When she returned, breathless, to sit in her lounge chair to which she is mainly confined, she found that, even though she had no peripheral vision, she could see the roses through the window. They were in her direct line of vision. Were she sitting a few feet to the left or right, she could not have seen them.
Over the next few days, scores of friends, family members and neighbors came to visit. They were amazed, Mrs. Suitt said. After all, she had lived in her house for 27 years and neither she, nor anyone else for that matter, had ever seen anything like it in her or her neighbor’s flowerless yards.

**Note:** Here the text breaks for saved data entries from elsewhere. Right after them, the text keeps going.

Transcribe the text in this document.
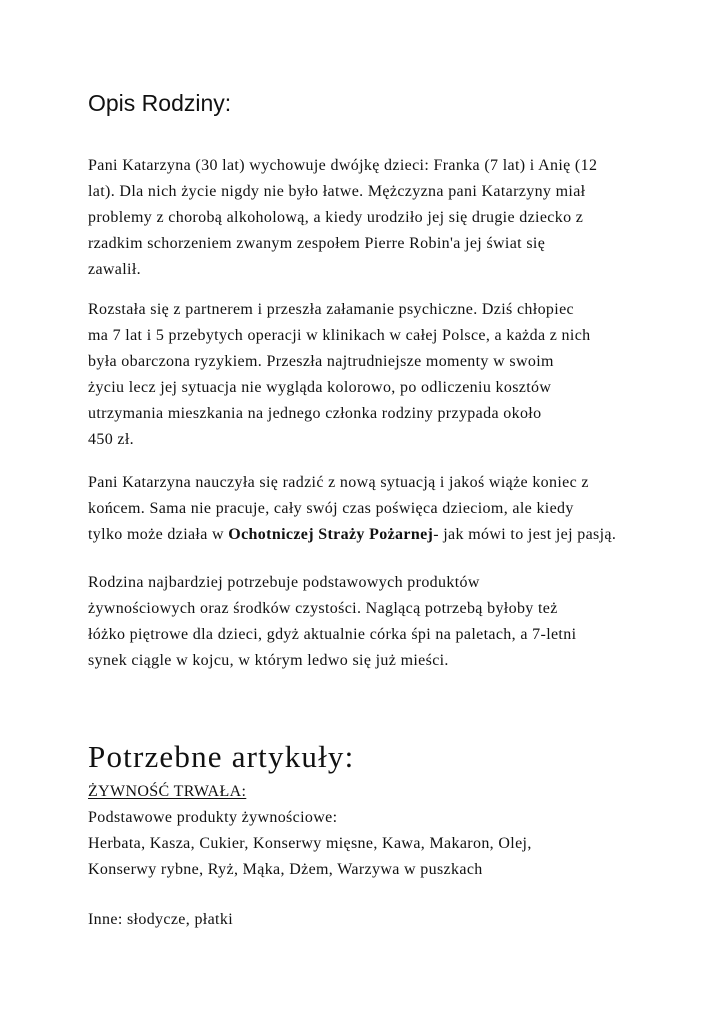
Opis Rodziny:
Pani Katarzyna (30 lat) wychowuje dwójkę dzieci: Franka (7 lat) i Anię (12
lat). Dla nich życie nigdy nie było łatwe. Mężczyzna pani Katarzyny miał
problemy z chorobą alkoholową, a kiedy urodziło jej się drugie dziecko z
rzadkim schorzeniem zwanym zespołem Pierre Robin'a jej świat się
zawalił.
Rozstała się z partnerem i przeszła załamanie psychiczne. Dziś chłopiec
ma 7 lat i 5 przebytych operacji w klinikach w całej Polsce, a każda z nich
była obarczona ryzykiem. Przeszła najtrudniejsze momenty w swoim
życiu lecz jej sytuacja nie wygląda kolorowo, po odliczeniu kosztów
utrzymania mieszkania na jednego członka rodziny przypada około
450 zł.
Pani Katarzyna nauczyła się radzić z nową sytuacją i jakoś wiąże koniec z
końcem. Sama nie pracuje, cały swój czas poświęca dzieciom, ale kiedy
tylko może działa w Ochotniczej Straży Pożarnej- jak mówi to jest jej pasją.
Rodzina najbardziej potrzebuje podstawowych produktów
żywnościowych oraz środków czystości. Naglącą potrzebą byłoby też
łóżko piętrowe dla dzieci, gdyż aktualnie córka śpi na paletach, a 7-letni
synek ciągle w kojcu, w którym ledwo się już mieści.
Potrzebne artykuły:
ŻYWNOŚĆ TRWAŁA:
Podstawowe produkty żywnościowe:
Herbata, Kasza, Cukier, Konserwy mięsne, Kawa, Makaron, Olej,
Konserwy rybne, Ryż, Mąka, Dżem, Warzywa w puszkach
Inne: słodycze, płatki
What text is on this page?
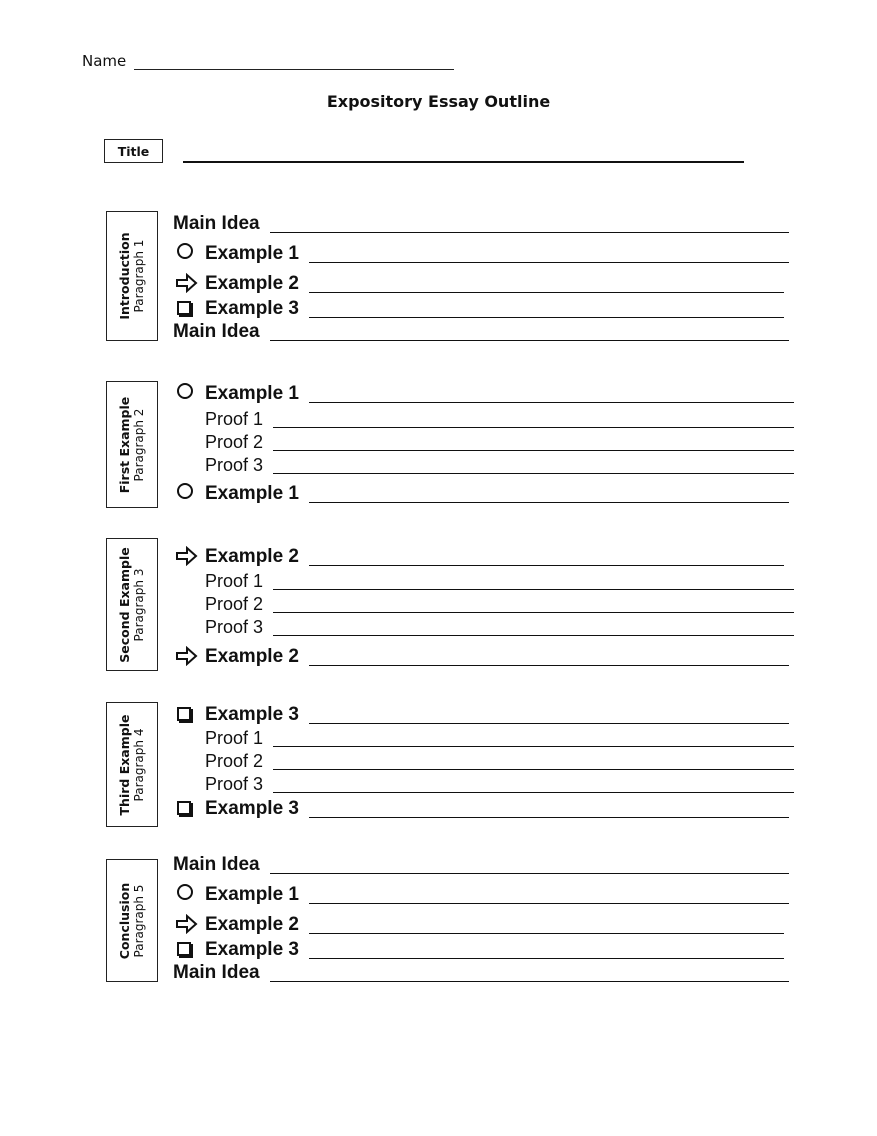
Name
Expository Essay Outline
Title
Introduction Paragraph 1
Main Idea
Example 1
Example 2
Example 3
Main Idea
First Example Paragraph 2
Example 1
Proof 1
Proof 2
Proof 3
Example 1
Second Example Paragraph 3
Example 2
Proof 1
Proof 2
Proof 3
Example 2
Third Example Paragraph 4
Example 3
Proof 1
Proof 2
Proof 3
Example 3
Conclusion Paragraph 5
Main Idea
Example 1
Example 2
Example 3
Main Idea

Father John Lavin C.Ss.R., a priest at nearby St. Mary, Annapolis, stopped by with his camera to capture on film the remarkable sight. So did, Rev. Jeff Paulson, the pastor of Mrs. Suitt’s Eastport United Methodist Church. They tried in vain to find the source of the vine from which the roses had sprung.
They both described what they saw as nothing short of miraculous, Mrs. Suitt said.
Some friends, especially her Catholic friends, urged her to pick at least one of the roses as a memento, a relic even. A young grandson offered to climb the tree to bring her one. But Mrs. Suitt refused.
“I didn’t want anyone to touch them because I felt they were holy,” she said.
Two weeks later, the roses were gone. Neighbors and a young man who helps keep her yard tidy could find no trace of them. There were no dried or dead buds, no sign even of the vine that must have supported them. Nothing. Just the branches and leaves of the Mulberry tree as they had always been.
Mrs. Suitt prayed about all of this, a lot. She prayed to God, and she prayed to the Little Flower, and then she felt she ought to write her experiences down. She did, and called her brief but eloquent account, “A Shower of Roses from the Heavenly Garden,” and sent copies to everyone she could think of, some 200 people.
“People needed to know,” she said, “not so much about what actually happened but about St. Therese and how she can draw you closer to God.”
How does Mrs. Suitt interpret what happened.
“I think it is that God has heard my petition and will answer in his own way and time,” she said. “I only pray that St. Therese’s shower of roses from the heavenly garden will bring souls on earth to God.”
Mrs. Suitt has not had an easy life. Her husband left her when her three children were young and she struggled to find work to support them. Her oldest son, Dennis died of the cancer that brought him to Hopkins, and her second oldest son was killed in an automobile accident when he was only 17. But, she said, “I’ve always had faith, I had faith in order to survive. But it’s gotten deeper and deeper. I’ve lost my vision but I can see more clearly now than I ever could, if you know what I mean. I’m so happy, so thrilled, I’m so rich. There’s nothing, absolutely nothing in this world that I need. I have it all, and I am at complete peace with God. I have no fears, I have no anxieties, and I have St. Therese to thank for this.”